- Born: Alan David Baddeley 23 March 1934 (age 91) Leeds, Yorkshire, England
- Education: University College London Princeton University University of Cambridge (PhD)
- Known for: Neuropsychological tests, Baddeley's model of working memory
- Scientific career
- Institutions: University of York
- Thesis: The Influence of Acoustic and Semantic Similarity on Long-term Memory for Word Sequences (1962)

= Alan Baddeley =

British psychologist (born 1934)

Alan David Baddeley CBE FRS (born 23 March 1934) is a British psychologist. He is known for his research on memory and for developing the three-component model of working memory. He is a professor of psychology at the University of York.

== Biography ==
Baddeley was born in Leeds, Yorkshire on 23 March 1934. He lived there with his parents, Donald and Nellie Baddeley, until leaving for university. He decided to study psychology and was originally interested in psychoanalysis. Later he changed his focus to evidence-based psychology. In 1956, Baddeley went to the United States of America to continue his studies. After spending a year in America, he returned home. He then went to Cambridge, where he met and married Hilary Ann White. Baddeley and his wife have three sons.

Baddeley has taught and conducted research at University of Sussex, University of Stirling, MRC Applied Psychology Unit, Churchill College, University of Cambridge, and University of Bristol. He is currently a professor of psychology at the University of York.

==Education==
Baddeley attended the University College London from 1953 to 1956. He then obtained an MA from Princeton University's Department of Psychology in 1957. He earned a PhD from University of Cambridge in 1962. He has been awarded Honorary Doctorates by University of Essex in 1999, Plymouth University in 2000, and University of Bristol in 2019.

==Career and research==
In 1974, working with Graham Hitch, Baddeley developed an influential model of working memory called Baddeley's model of working memory, which argues for the existence of multiple short-term memory stores and a separate interacting system for manipulating the content of these stores. There are three components of this model: the phonological loop, the central executive, and the visuospatial sketch pad. In 2000, Baddeley suggested adding a fourth component to his memory model called the episodic buffer. The model accounts for much of the empirical data on short-term retention and manipulation of information.
His landmark study in 1975 on the capacity of short-term memory showed that people remembered more short words than long words in a recall test. This was called the word length effect and it demonstrated that pronunciation time rather than number of items determines the capacity of verbal short-term memory. This study also found that when participants repeated an irrelevant sound while reading the words, the word length effect does not happen.

Working with Barbara Wilson, Baddeley also did several important studies on amnesia and memory. They studied patients with temporal lobe damage that caused memory problems. Results of such studies provide evidence that short-term and long-term memory are not one system. The amnesia patients had normal short-term memory but impaired long-term memory.

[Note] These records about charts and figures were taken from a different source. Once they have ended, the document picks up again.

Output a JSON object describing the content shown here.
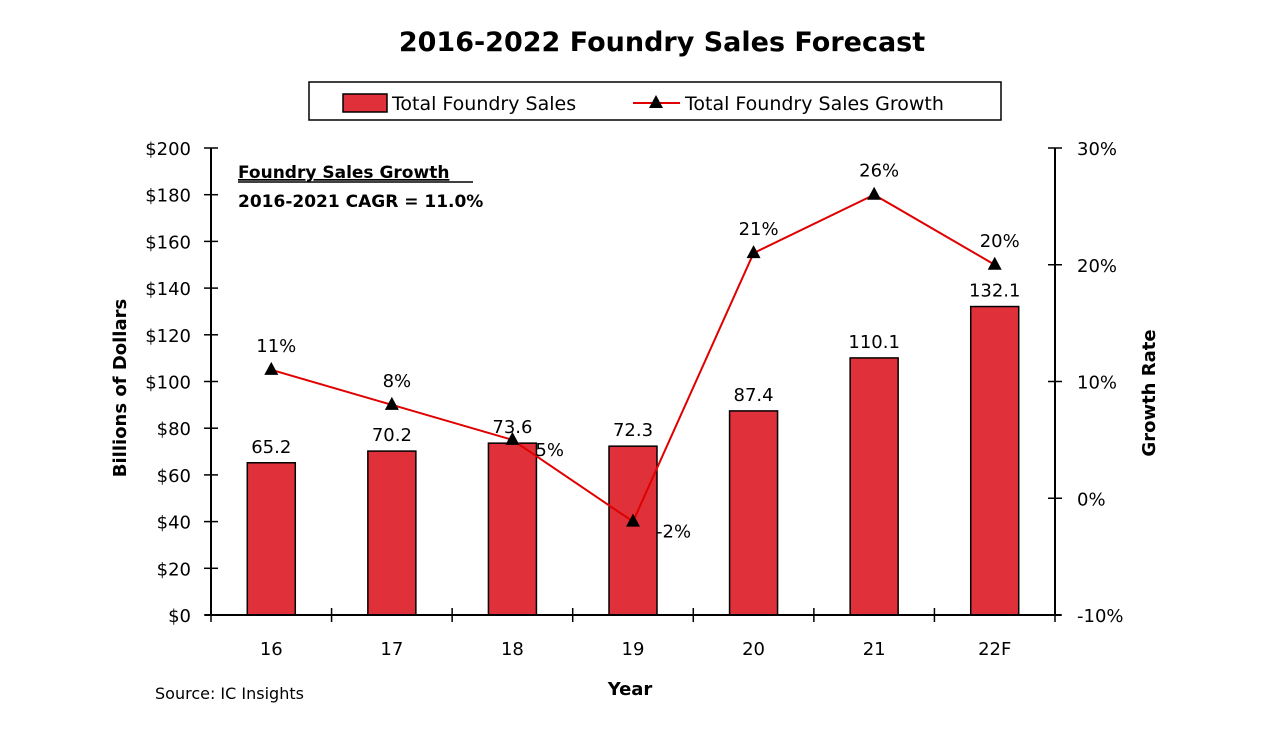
{
  "chart_data": {
    "type": "bar",
    "title": "2016-2022 Foundry Sales Forecast",
    "xlabel": "Year",
    "ylabel": "Billions of Dollars",
    "y2label": "Growth Rate",
    "categories": [
      "16",
      "17",
      "18",
      "19",
      "20",
      "21",
      "22F"
    ],
    "ylim": [
      0,
      200
    ],
    "yticks": [
      0,
      20,
      40,
      60,
      80,
      100,
      120,
      140,
      160,
      180,
      200
    ],
    "ytick_labels": [
      "$0",
      "$20",
      "$40",
      "$60",
      "$80",
      "$100",
      "$120",
      "$140",
      "$160",
      "$180",
      "$200"
    ],
    "y2lim": [
      -10,
      30
    ],
    "y2ticks": [
      -10,
      0,
      10,
      20,
      30
    ],
    "y2tick_labels": [
      "-10%",
      "0%",
      "10%",
      "20%",
      "30%"
    ],
    "grid": false,
    "legend_placement": "top-center",
    "series": [
      {
        "name": "Total Foundry Sales",
        "type": "bar",
        "axis": "left",
        "color": "#e0303a",
        "values": [
          65.2,
          70.2,
          73.6,
          72.3,
          87.4,
          110.1,
          132.1
        ],
        "data_labels": [
          "65.2",
          "70.2",
          "73.6",
          "72.3",
          "87.4",
          "110.1",
          "132.1"
        ]
      },
      {
        "name": "Total Foundry Sales Growth",
        "type": "line",
        "axis": "right",
        "color": "#e00000",
        "marker": "triangle",
        "marker_color": "#000000",
        "values": [
          11,
          8,
          5,
          -2,
          21,
          26,
          20
        ],
        "data_labels": [
          "11%",
          "8%",
          "5%",
          "-2%",
          "21%",
          "26%",
          "20%"
        ]
      }
    ],
    "annotations": {
      "heading": "Foundry Sales Growth",
      "cagr": "2016-2021 CAGR = 11.0%"
    },
    "source": "Source: IC Insights"
  }
}
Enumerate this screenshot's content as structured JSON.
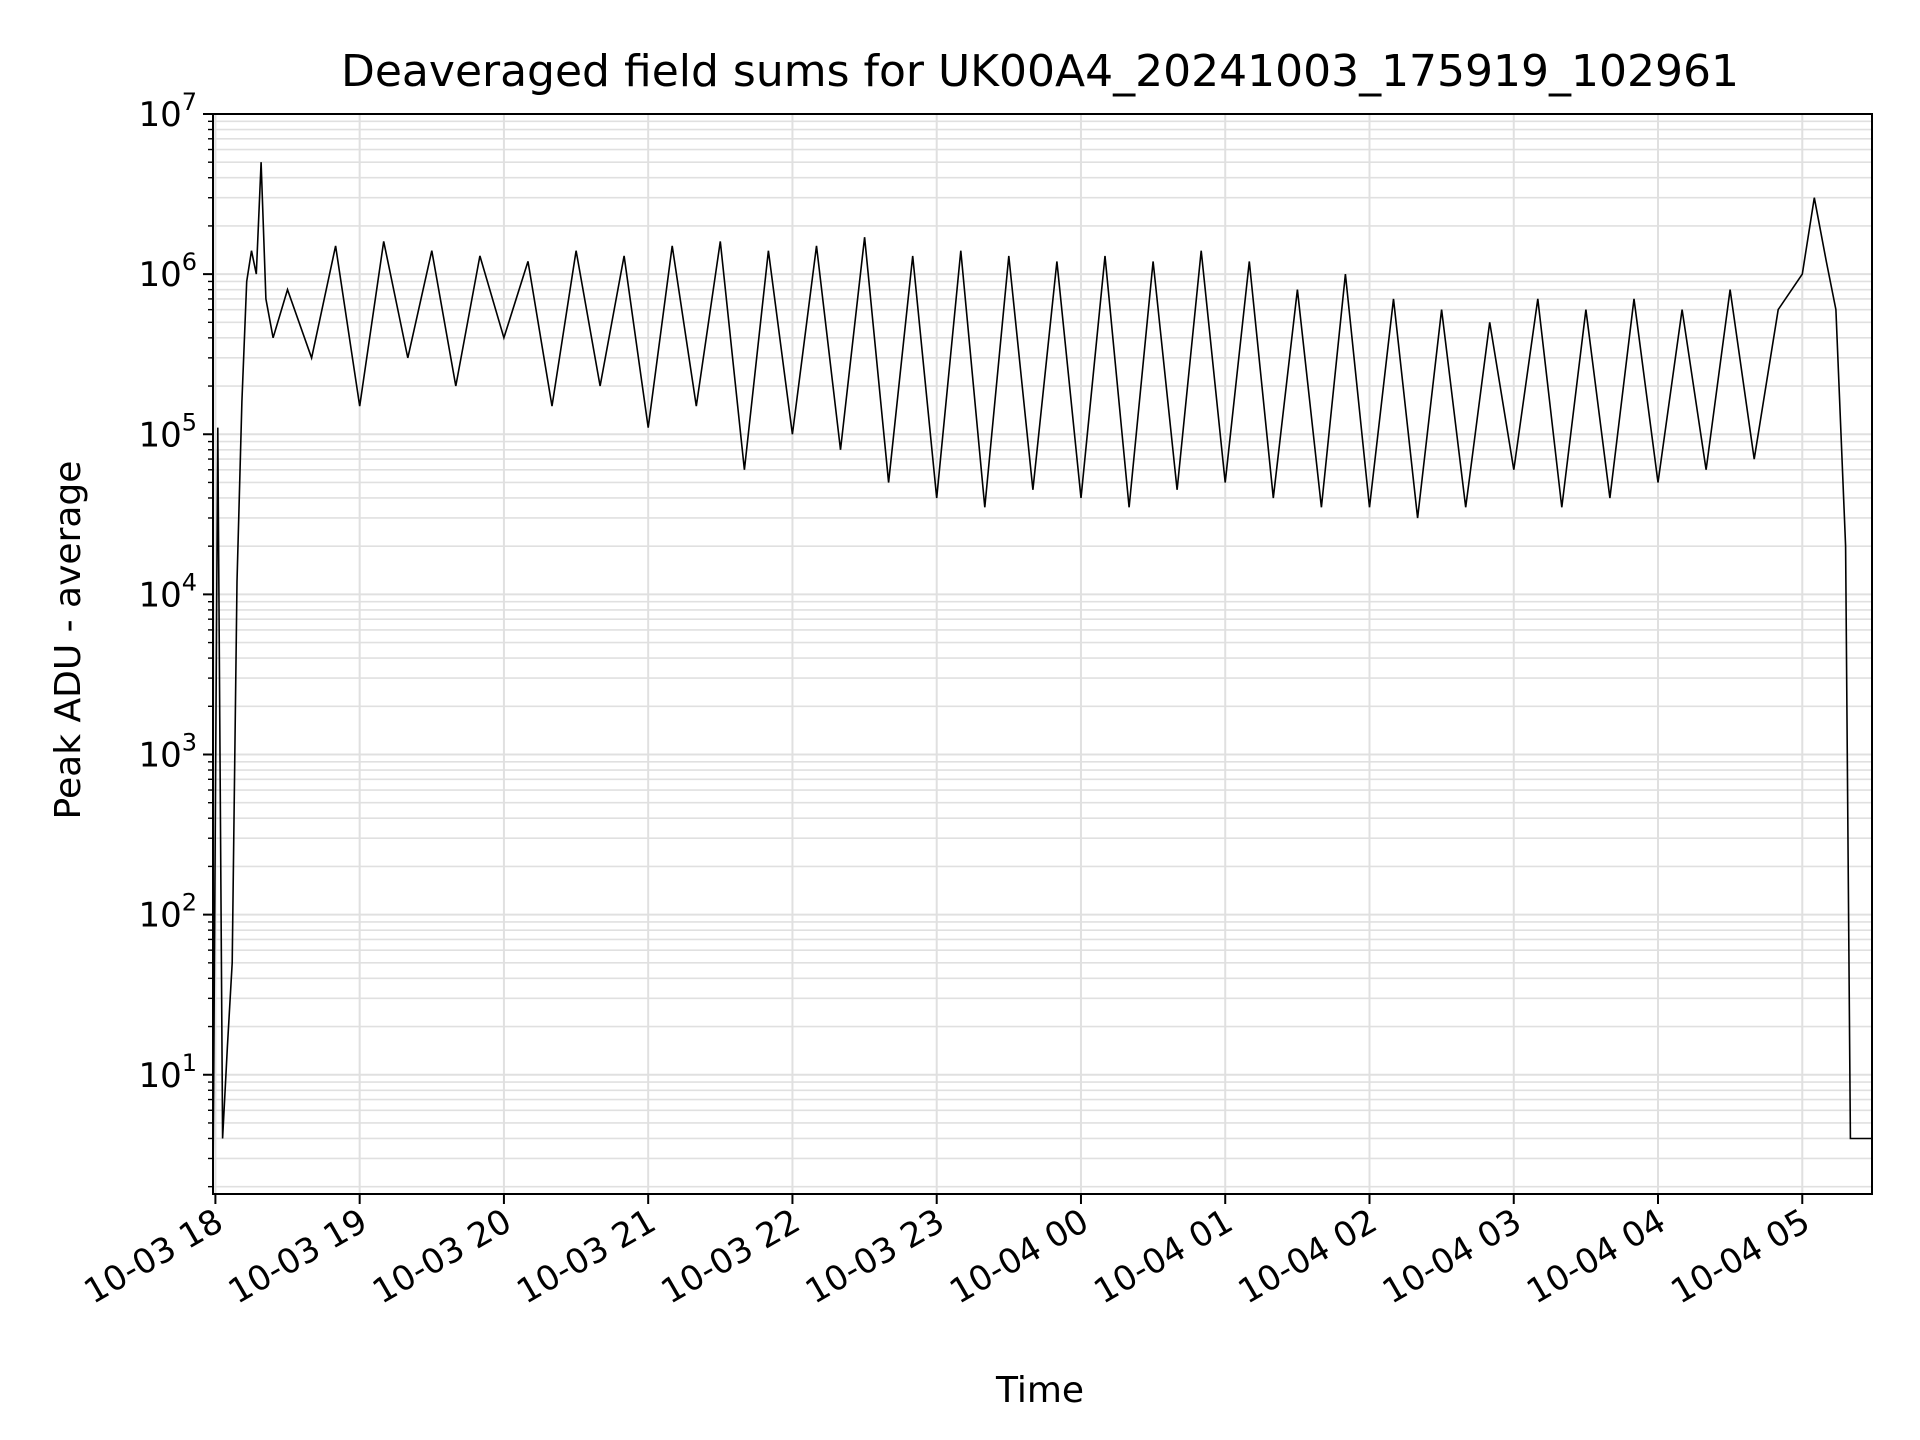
{
  "chart_data": {
    "type": "line",
    "title": "Deaveraged field sums for UK00A4_20241003_175919_102961",
    "xlabel": "Time",
    "ylabel": "Peak ADU - average",
    "y_scale": "log",
    "ylim": [
      1.8,
      10000000
    ],
    "xlim": [
      "2024-10-03 17:59",
      "2024-10-04 05:29"
    ],
    "grid": true,
    "grid_minor": true,
    "line_color": "#000000",
    "grid_color": "#e0e0e0",
    "x_ticks": [
      "10-03 18",
      "10-03 19",
      "10-03 20",
      "10-03 21",
      "10-03 22",
      "10-03 23",
      "10-04 00",
      "10-04 01",
      "10-04 02",
      "10-04 03",
      "10-04 04",
      "10-04 05"
    ],
    "y_ticks": [
      {
        "value": 10,
        "base": "10",
        "exp": "1"
      },
      {
        "value": 100,
        "base": "10",
        "exp": "2"
      },
      {
        "value": 1000,
        "base": "10",
        "exp": "3"
      },
      {
        "value": 10000,
        "base": "10",
        "exp": "4"
      },
      {
        "value": 100000,
        "base": "10",
        "exp": "5"
      },
      {
        "value": 1000000,
        "base": "10",
        "exp": "6"
      },
      {
        "value": 10000000,
        "base": "10",
        "exp": "7"
      }
    ],
    "series": [
      {
        "x": [
          "2024-10-03 17:59",
          "2024-10-03 18:01",
          "2024-10-03 18:03",
          "2024-10-03 18:05",
          "2024-10-03 18:07",
          "2024-10-03 18:09",
          "2024-10-03 18:11",
          "2024-10-03 18:13",
          "2024-10-03 18:15",
          "2024-10-03 18:17",
          "2024-10-03 18:19",
          "2024-10-03 18:21",
          "2024-10-03 18:24",
          "2024-10-03 18:30",
          "2024-10-03 18:40",
          "2024-10-03 18:50",
          "2024-10-03 19:00",
          "2024-10-03 19:10",
          "2024-10-03 19:20",
          "2024-10-03 19:30",
          "2024-10-03 19:40",
          "2024-10-03 19:50",
          "2024-10-03 20:00",
          "2024-10-03 20:10",
          "2024-10-03 20:20",
          "2024-10-03 20:30",
          "2024-10-03 20:40",
          "2024-10-03 20:50",
          "2024-10-03 21:00",
          "2024-10-03 21:10",
          "2024-10-03 21:20",
          "2024-10-03 21:30",
          "2024-10-03 21:40",
          "2024-10-03 21:50",
          "2024-10-03 22:00",
          "2024-10-03 22:10",
          "2024-10-03 22:20",
          "2024-10-03 22:30",
          "2024-10-03 22:40",
          "2024-10-03 22:50",
          "2024-10-03 23:00",
          "2024-10-03 23:10",
          "2024-10-03 23:20",
          "2024-10-03 23:30",
          "2024-10-03 23:40",
          "2024-10-03 23:50",
          "2024-10-04 00:00",
          "2024-10-04 00:10",
          "2024-10-04 00:20",
          "2024-10-04 00:30",
          "2024-10-04 00:40",
          "2024-10-04 00:50",
          "2024-10-04 01:00",
          "2024-10-04 01:10",
          "2024-10-04 01:20",
          "2024-10-04 01:30",
          "2024-10-04 01:40",
          "2024-10-04 01:50",
          "2024-10-04 02:00",
          "2024-10-04 02:10",
          "2024-10-04 02:20",
          "2024-10-04 02:30",
          "2024-10-04 02:40",
          "2024-10-04 02:50",
          "2024-10-04 03:00",
          "2024-10-04 03:10",
          "2024-10-04 03:20",
          "2024-10-04 03:30",
          "2024-10-04 03:40",
          "2024-10-04 03:50",
          "2024-10-04 04:00",
          "2024-10-04 04:10",
          "2024-10-04 04:20",
          "2024-10-04 04:30",
          "2024-10-04 04:40",
          "2024-10-04 04:50",
          "2024-10-04 05:00",
          "2024-10-04 05:05",
          "2024-10-04 05:10",
          "2024-10-04 05:14",
          "2024-10-04 05:18",
          "2024-10-04 05:20",
          "2024-10-04 05:22",
          "2024-10-04 05:25",
          "2024-10-04 05:29"
        ],
        "y": [
          2,
          110000,
          4,
          15,
          50,
          12000,
          160000,
          900000,
          1400000,
          1000000,
          5000000,
          700000,
          400000,
          800000,
          300000,
          1500000,
          150000,
          1600000,
          300000,
          1400000,
          200000,
          1300000,
          400000,
          1200000,
          150000,
          1400000,
          200000,
          1300000,
          110000,
          1500000,
          150000,
          1600000,
          60000,
          1400000,
          100000,
          1500000,
          80000,
          1700000,
          50000,
          1300000,
          40000,
          1400000,
          35000,
          1300000,
          45000,
          1200000,
          40000,
          1300000,
          35000,
          1200000,
          45000,
          1400000,
          50000,
          1200000,
          40000,
          800000,
          35000,
          1000000,
          35000,
          700000,
          30000,
          600000,
          35000,
          500000,
          60000,
          700000,
          35000,
          600000,
          40000,
          700000,
          50000,
          600000,
          60000,
          800000,
          70000,
          600000,
          1000000,
          3000000,
          1200000,
          600000,
          20000,
          4,
          4,
          4,
          4
        ]
      }
    ]
  }
}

Baddeley has also done research studies using divers and various underwater conditions. He studied the effects of depth and pressure on dexterity, the impact of temperature on response time, and context-dependent memory on land and underwater.

Baddeley was the director of the Cognition and Brain Sciences Unit, a branch of the UK Medical Research Council, based in Cambridge, from 1974 - 1997. He was elected a Fellow of the Royal Society in 1993 and in 1996, was elected a Foreign Honorary Member of the American Academy of Arts and Sciences. In 2001, Baddeley received the American Psychological Association (APA) Award for Distinguished Scientific Contributions. Baddeley was given the Lifetime Achievement Award by the British Psychological Society in 2012. He also received the Major Advancement in Psychological Science Prize from the International Union of Psychological Science in 2016.

===Other notable works===
Baddeley has also part authored a number of neuropsychological tests including the Doors and People, Children's Test of Nonword Repetition (CN REP), the Rivermead Behavioural Memory Test (RBMT), Autobiographical Memory Interview (AMI), Visual Patterns Test (VPT) and the Speed and Capacity of Language Processing Test (SCOLP).

Baddeley was involved in the design of United Kingdom postcodes, and was one of the founders of the European Society for Cognitive Psychology.